このアプローチはアメリカとは対照的だ。暗号資産擁護者たちは、アメリカ政府、特に証券取引委員会(SEC)のゲーリー・ゲンスラー委員長が暗号資産に対して非友好的だと批判することが多い。より大きな問題は、規制が厳しすぎることではなく、何が証券で何がコモディティかについて人々がいまだに議論していることだ。
その結果、国家的な暗号資産のフレームワークがないため、人々は裁判所の判決に明確さを求めるようになった。SECは次々と訴訟を起こした。業界の多くは、リップル(Ripple)社に対する判決が明確な判例となることを期待していた。
しかし、すべての企業が何年もかけてSECと法廷で争う時間と資金を持っているわけではない。アメリカの暗号資産を取り巻く環境は明らかに非友好的だが、それは規則が厳しすぎるからではない。ルールが何なのかについて、コンセンサスが存在しないからだ。

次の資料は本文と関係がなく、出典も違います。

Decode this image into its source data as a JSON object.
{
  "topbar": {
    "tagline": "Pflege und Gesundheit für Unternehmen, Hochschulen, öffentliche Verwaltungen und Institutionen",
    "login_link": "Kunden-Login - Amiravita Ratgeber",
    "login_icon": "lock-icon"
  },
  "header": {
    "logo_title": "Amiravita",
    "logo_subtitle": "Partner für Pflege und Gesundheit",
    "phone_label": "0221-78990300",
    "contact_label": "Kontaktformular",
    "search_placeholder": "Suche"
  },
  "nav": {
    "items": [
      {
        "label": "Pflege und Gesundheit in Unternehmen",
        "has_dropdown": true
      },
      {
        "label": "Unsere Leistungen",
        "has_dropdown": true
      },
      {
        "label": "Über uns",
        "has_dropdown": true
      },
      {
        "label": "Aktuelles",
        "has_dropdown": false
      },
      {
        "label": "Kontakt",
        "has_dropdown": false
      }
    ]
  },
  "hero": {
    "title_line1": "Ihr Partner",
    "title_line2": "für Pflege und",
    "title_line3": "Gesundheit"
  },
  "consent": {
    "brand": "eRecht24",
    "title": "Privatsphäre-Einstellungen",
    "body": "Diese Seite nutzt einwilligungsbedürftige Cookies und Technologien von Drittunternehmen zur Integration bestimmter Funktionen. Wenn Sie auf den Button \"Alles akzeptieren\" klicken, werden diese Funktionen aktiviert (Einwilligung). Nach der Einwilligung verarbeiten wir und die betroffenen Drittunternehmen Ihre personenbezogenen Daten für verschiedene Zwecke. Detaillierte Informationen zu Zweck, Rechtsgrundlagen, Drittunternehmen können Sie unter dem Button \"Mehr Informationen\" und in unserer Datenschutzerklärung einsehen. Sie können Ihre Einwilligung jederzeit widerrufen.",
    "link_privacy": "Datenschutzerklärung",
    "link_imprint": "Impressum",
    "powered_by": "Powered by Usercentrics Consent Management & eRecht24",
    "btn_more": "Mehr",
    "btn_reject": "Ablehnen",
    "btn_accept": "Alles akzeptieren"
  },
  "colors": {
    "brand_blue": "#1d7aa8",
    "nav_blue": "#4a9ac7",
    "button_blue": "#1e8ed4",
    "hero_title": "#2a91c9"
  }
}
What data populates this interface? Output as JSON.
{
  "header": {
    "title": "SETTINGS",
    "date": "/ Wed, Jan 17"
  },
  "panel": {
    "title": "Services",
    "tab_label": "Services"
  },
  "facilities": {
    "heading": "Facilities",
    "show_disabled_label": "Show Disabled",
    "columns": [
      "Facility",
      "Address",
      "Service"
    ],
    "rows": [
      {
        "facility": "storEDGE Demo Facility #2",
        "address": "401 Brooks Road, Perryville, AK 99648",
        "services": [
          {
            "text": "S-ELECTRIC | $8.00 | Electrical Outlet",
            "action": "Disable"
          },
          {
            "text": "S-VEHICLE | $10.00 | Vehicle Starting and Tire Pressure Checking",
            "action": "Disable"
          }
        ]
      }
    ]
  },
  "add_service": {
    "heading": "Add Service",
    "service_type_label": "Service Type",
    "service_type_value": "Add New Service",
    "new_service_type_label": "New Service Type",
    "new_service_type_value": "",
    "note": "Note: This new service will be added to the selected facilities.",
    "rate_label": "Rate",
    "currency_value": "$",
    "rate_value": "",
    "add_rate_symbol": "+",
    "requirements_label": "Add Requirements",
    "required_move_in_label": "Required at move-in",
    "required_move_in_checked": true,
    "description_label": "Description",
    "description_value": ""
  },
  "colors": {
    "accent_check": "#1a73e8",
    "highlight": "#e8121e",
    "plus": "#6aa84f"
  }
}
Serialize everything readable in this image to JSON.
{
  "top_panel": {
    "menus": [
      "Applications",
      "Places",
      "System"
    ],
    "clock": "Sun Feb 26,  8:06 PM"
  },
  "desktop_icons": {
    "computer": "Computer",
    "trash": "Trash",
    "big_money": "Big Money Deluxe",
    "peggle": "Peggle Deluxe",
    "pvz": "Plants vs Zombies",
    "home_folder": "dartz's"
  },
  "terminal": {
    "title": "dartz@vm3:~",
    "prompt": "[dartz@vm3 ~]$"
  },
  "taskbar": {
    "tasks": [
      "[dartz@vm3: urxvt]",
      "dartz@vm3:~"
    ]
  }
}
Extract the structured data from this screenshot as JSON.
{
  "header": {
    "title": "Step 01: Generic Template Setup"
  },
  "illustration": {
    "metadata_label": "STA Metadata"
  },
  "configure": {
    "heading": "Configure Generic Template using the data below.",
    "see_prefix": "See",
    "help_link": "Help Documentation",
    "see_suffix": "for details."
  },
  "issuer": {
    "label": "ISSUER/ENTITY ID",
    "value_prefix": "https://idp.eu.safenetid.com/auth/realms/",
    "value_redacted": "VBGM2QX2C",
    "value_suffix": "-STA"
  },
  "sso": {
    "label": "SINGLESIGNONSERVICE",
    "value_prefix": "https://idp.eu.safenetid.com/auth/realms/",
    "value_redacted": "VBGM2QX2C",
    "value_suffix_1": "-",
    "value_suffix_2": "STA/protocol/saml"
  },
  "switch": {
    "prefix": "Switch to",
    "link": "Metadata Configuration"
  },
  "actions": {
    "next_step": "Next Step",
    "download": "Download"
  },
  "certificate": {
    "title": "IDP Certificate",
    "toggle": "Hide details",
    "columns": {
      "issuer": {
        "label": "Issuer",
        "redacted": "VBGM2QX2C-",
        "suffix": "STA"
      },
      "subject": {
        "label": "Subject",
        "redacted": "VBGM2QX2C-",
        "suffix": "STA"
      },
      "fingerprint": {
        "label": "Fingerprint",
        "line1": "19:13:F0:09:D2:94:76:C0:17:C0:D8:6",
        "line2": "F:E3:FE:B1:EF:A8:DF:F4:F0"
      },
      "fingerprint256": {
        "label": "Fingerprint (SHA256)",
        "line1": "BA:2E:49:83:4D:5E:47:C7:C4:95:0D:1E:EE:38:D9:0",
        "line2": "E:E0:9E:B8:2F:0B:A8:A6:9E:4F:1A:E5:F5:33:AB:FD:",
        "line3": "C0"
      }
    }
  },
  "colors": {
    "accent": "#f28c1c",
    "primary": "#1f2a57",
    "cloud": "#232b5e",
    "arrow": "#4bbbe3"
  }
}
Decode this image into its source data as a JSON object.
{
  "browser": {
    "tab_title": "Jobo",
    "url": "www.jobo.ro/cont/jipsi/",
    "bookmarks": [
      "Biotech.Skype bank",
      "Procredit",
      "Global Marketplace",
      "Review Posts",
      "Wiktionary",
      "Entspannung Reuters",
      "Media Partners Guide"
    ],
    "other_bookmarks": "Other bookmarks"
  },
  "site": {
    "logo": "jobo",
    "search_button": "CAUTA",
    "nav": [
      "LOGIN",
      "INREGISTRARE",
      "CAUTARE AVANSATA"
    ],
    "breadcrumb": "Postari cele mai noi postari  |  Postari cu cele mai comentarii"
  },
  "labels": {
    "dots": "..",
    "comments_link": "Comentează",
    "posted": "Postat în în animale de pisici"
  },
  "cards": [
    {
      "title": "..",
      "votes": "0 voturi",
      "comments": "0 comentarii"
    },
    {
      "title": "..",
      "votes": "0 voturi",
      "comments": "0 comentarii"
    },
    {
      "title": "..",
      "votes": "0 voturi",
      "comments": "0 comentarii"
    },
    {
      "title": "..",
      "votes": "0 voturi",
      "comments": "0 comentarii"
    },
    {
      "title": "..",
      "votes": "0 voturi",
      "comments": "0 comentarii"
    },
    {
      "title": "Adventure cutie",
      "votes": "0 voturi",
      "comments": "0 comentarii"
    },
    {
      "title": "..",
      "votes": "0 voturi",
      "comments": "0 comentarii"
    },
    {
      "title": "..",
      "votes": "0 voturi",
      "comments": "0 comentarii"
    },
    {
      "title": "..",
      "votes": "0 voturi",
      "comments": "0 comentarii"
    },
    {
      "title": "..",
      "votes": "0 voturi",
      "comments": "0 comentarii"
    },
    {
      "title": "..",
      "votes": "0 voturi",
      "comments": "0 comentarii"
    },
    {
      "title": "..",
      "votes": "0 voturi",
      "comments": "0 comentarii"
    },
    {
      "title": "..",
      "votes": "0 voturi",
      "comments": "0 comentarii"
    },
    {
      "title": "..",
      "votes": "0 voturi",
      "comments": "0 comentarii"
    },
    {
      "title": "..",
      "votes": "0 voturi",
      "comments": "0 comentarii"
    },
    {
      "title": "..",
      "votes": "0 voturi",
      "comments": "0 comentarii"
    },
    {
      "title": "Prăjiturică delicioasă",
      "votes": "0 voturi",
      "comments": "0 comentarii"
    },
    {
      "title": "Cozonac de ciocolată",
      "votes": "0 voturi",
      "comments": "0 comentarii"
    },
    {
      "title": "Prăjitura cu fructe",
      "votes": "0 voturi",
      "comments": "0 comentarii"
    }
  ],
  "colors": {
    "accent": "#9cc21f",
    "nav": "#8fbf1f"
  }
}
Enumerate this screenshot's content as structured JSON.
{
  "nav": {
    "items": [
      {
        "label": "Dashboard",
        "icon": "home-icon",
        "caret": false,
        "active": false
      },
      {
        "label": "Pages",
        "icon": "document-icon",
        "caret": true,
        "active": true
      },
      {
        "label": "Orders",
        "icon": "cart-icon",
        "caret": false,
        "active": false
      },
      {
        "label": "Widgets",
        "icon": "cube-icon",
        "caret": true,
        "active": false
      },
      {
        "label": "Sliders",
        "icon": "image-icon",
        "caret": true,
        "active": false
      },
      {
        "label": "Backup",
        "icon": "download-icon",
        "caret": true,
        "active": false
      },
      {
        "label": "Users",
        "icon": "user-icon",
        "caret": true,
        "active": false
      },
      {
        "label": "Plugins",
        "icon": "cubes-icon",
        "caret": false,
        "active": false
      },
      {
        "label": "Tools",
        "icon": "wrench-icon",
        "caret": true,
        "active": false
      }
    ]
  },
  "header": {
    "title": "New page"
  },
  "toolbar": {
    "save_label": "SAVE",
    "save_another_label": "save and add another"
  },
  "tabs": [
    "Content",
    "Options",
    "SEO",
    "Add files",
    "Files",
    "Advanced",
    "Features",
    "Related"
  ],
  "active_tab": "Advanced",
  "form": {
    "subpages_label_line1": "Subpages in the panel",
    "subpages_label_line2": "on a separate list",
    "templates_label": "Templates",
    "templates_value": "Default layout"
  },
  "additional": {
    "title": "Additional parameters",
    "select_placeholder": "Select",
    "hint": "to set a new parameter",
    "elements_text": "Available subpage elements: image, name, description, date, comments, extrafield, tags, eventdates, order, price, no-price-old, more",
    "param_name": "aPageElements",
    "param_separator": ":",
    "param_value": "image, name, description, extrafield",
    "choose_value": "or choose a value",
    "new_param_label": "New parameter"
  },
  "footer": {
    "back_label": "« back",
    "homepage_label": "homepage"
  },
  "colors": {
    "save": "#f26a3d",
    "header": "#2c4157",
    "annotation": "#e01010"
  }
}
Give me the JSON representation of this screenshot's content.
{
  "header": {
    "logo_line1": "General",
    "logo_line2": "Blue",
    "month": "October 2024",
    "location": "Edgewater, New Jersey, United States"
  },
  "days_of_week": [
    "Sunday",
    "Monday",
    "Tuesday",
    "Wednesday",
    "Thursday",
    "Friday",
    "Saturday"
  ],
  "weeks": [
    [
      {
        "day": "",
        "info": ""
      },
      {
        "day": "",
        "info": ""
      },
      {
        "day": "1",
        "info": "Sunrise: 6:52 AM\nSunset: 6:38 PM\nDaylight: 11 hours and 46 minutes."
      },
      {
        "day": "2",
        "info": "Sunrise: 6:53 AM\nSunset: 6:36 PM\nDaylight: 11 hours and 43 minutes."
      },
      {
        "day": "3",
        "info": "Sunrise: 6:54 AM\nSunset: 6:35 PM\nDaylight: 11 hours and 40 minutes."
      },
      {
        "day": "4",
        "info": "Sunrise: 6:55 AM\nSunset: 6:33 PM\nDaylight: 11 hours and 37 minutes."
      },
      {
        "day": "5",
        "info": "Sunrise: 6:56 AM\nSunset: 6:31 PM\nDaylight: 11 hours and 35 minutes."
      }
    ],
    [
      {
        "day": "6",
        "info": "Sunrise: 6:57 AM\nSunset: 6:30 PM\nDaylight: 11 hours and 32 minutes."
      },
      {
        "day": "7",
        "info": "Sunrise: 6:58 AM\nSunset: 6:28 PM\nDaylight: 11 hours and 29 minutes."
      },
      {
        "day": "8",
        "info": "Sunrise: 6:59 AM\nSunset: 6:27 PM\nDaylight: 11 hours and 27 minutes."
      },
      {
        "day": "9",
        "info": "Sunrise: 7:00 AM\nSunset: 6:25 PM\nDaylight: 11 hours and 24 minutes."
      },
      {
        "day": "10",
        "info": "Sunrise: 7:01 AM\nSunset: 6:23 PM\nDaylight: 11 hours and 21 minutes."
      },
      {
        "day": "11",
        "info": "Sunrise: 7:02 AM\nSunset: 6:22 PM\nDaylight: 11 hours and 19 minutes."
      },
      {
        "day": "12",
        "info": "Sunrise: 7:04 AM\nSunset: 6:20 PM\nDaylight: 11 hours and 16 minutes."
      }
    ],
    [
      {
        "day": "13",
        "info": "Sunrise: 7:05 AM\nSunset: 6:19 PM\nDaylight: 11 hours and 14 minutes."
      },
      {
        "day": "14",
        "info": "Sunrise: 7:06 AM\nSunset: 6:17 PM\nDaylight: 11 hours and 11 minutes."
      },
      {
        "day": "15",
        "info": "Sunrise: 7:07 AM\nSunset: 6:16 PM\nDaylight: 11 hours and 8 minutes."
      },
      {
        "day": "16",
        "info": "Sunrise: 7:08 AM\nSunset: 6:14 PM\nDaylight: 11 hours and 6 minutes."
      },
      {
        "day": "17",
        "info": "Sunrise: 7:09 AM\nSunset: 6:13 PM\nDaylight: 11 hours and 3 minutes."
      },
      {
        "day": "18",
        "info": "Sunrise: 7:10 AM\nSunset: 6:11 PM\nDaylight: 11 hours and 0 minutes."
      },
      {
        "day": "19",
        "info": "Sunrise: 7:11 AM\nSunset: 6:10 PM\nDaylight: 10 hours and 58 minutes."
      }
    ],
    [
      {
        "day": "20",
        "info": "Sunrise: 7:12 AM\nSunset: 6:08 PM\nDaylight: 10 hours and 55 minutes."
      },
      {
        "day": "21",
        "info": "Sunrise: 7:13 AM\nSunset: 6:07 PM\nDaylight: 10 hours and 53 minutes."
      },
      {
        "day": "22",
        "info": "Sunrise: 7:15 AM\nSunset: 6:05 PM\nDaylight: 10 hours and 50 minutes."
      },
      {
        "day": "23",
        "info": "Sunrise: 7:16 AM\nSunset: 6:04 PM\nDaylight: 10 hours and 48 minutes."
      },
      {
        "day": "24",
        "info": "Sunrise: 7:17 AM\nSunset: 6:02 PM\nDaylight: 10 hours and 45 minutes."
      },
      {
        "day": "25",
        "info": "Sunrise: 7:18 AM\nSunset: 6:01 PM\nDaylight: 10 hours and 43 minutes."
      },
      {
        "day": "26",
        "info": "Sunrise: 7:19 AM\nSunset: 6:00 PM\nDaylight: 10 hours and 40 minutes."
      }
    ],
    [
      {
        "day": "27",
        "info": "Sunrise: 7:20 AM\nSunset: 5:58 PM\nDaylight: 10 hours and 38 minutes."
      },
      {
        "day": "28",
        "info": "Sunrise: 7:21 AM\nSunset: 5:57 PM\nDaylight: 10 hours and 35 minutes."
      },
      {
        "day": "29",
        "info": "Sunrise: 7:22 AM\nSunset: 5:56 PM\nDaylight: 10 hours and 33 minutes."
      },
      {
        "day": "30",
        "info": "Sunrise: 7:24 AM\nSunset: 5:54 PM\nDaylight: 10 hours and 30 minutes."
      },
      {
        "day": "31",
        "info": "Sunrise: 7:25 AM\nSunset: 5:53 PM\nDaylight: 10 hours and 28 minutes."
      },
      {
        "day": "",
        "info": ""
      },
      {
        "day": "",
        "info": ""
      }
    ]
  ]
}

EUでMiCA(暗号資産市場規制)が来年施行されればわかるように、世界の暗号資産規制は明らかに厳格化の傾向にある。EUの27加盟国、約4億5000万人をカバーする広範な規制は、決して緩いものにはならないだろう。そう、厳しすぎることもあり得る。
だからこそ、規制当局が柔軟性と業界との話し合いに前向きな姿勢を持ち、過度な規則がビジネスの繁栄を不可能にしているのであれば、適切な変更を加えられるようにすることが非常に重要だ。
安易な印象を与える「暗号資産フレンドリー」という用語は、そろそろお蔵入りにすべきかもしれない。より正確な用語は「暗号資産クリア(明確)」だ。暗号資産市場が本格的に回復すれば、シンガポール、香港、日本といった地域は、その明確さによって優位に立つことができるだろう。